Do not let this example demotivate you since it is a complex thing - it is good to only begin to have intuition for it, even if you do not understand it in depth.

### 9

What would happen if we have a Binary Tree and want to add the values of all the nodes?

```
int sumNodes(Node node) {
if (node == null) return 0;
return sumNodes(node.right) + node.value + sumNodes(node.left);
}
```

If we remember the recursion formula of the previous chapter, we could see that it is an exponential algorithm because of its N, O(Depth ^ Branches).
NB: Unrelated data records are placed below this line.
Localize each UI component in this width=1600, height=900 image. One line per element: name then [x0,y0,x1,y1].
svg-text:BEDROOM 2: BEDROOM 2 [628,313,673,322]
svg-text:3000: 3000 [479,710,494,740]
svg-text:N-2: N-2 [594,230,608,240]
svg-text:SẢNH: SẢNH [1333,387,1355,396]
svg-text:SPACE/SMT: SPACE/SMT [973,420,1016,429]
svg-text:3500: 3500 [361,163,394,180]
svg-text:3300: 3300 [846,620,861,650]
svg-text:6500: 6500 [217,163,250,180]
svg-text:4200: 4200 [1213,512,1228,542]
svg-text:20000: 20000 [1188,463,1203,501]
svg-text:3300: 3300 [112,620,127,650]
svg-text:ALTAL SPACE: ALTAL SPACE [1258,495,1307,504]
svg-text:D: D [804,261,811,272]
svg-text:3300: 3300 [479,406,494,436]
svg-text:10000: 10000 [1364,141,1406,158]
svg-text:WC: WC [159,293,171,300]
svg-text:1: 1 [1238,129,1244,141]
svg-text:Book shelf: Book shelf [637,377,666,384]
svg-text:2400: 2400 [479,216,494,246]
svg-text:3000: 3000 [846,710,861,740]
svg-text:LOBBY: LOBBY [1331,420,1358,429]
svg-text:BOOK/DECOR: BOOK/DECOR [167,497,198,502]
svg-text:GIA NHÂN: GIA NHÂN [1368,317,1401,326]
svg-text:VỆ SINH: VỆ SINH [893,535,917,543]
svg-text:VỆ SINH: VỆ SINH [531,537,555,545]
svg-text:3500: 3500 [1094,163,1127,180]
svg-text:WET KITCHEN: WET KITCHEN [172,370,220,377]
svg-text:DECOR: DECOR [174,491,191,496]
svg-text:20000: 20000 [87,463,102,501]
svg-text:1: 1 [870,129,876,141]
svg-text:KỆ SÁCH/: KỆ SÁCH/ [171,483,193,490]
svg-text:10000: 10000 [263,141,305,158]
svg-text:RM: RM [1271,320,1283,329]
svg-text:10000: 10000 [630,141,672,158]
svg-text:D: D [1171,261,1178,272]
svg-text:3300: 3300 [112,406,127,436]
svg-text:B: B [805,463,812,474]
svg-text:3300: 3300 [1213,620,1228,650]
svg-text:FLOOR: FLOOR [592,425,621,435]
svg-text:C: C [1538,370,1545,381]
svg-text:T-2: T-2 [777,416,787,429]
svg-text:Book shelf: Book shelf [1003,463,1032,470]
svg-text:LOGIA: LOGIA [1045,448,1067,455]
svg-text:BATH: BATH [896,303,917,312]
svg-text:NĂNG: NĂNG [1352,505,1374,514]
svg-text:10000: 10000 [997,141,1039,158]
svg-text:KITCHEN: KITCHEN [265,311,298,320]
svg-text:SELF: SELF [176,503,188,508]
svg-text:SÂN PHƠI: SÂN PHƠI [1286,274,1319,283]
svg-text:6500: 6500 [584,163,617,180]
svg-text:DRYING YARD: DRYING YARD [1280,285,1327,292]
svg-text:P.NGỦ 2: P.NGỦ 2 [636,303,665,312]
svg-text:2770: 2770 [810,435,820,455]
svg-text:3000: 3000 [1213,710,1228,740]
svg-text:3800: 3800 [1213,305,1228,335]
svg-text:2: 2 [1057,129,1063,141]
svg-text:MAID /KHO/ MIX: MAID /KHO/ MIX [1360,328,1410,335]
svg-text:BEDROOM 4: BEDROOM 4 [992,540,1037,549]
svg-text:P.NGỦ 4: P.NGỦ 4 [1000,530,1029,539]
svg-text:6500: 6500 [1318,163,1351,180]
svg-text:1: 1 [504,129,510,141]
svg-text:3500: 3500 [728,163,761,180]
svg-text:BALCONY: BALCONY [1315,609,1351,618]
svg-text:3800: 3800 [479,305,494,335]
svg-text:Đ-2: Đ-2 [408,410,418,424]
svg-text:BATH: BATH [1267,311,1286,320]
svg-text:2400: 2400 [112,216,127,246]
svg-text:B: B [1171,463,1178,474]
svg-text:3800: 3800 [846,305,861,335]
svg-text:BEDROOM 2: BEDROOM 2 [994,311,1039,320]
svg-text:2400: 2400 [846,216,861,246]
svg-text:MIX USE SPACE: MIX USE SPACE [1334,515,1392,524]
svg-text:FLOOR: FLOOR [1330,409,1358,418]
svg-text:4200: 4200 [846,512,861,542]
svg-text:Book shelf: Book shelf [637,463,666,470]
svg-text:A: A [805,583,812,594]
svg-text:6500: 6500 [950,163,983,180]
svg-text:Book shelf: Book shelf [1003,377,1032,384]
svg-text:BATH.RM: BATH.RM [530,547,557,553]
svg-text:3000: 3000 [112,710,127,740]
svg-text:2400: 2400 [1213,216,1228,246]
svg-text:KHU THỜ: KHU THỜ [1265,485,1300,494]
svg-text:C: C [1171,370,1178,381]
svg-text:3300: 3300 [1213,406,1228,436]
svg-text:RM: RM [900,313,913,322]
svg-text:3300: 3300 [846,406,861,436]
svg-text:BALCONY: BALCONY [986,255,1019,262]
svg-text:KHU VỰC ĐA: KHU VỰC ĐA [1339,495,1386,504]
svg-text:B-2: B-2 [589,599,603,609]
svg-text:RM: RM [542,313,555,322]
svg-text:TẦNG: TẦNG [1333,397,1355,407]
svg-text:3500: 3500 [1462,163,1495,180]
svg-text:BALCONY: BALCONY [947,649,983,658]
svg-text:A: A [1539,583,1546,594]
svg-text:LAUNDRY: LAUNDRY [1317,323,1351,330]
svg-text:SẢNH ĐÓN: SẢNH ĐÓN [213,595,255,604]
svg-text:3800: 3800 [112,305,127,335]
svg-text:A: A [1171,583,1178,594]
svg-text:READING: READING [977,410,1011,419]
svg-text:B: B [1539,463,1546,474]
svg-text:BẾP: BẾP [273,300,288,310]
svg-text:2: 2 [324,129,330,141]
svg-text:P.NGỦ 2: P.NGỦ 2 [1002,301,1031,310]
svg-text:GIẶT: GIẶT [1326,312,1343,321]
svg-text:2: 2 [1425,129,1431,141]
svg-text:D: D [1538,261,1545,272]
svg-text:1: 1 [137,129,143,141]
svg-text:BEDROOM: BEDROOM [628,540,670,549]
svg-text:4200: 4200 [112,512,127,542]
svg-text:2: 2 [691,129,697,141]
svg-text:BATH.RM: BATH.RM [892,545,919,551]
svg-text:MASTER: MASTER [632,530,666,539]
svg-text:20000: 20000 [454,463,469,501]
In this case we have two recursive calls and N would be the number of nodes in the chain, so there would be **O(2 ^ N)**. Some people would say that O(2 ^ Log N) would be more correct in this case - and that it could be simplified to O(N), but it would be acceptable to say O(2 ^ N).

### 10

What do you think of this also recursive algorithm that calculates the factorial function of a number?

```
int factorial(int n) {
if (n < 0) return -1;
if (n == 0) return1;
return n * factorial(n - 1);
}
```

Here we have a simple recursive call that would go from n - 1, * n - 2, * n - 3 etc. In this case this would be simplified to **O(N)**.

### 11

Lets have a look at a more complex problem

```
void permutation(String string) {
permutation(string, “”);
}
void permutation(String str, String prefix) {
if (str.length() == 0) {
System.out.println(prefix);
} else {
for (int i = 0; i < str.length(); i++) {
String rem = str.substring(0, i) + str.substring(i + 1);
permutation(rem, prefix + str.charAt(i));
}
}
}
```

This algorithm will print every possible permutation of a word - Imagine doing it with ABC.

A permutation is all possible ways in which a data set can be ordered. In this case it would be like ABC, ACB, BAC, BCA, CAB, CBA. In this type of algorithm, something similar to factorial occurs where the function will be called N! Number of times (N being the string length). If N is of length () 4 then it would be called 4 * 3 * 2 * 1.

### 12

Lets look at a function that computes N Fibonacci

```
int fib(int n) {
if (n <= 0) return 0;
if (n == 1) return 1;
return fib(n - 1) + fib(n - 2);
}
```

Generally speaking when we see an algorithm with multiple recursive calls we know that it is O(Branches ^ Depth). In this case **O(2 ^ N)**,

### 13

What would happen if we use a very famous technique called **Memoization** (it is a way to optimize recursive functions by saving pre-computed results)

```
void allFib(int n) {
int[] memo = new int[n+1];
for (int I = 0; I < n; I++) {
System.out.println(I + “: “ + fib(I, memo));
}
}
int fib(int n, int[] memo) {
if (n <= 0) return 0;
if (n == 1) return 1;
if (memo[n] > 0) return memo[n];
memo[n] = fib(n - 1, memo) + fib(n - 2, memo);
return memo[n];
}
```

This would optimize the algorithm completely as it would change the time from (2 ^ N) to O(N), a drastic improvement! This means that instead of re-computing all previous values to reach the next number - the algorithm only references them within the array of pre-computed values. This makes it a constant value.

### 14

What do you think of this algorithm that prints all the powers of 2. 2,4,8,16,32,64.

```
int powersOf2(int n) {
if (n <= 0) return 0;
if (n == 1) return 1;
int prev = powersOf2(n / 2);
int cur = prev * 2;
System.out.println(cur);
return cur;
}
```

If we really see what is happening with this algorithm, it keeps dividing N by 2 inside of each operation. So it looks more like a type of function like that of a Binary Tree. Therefore the time would be **O(Log N)**.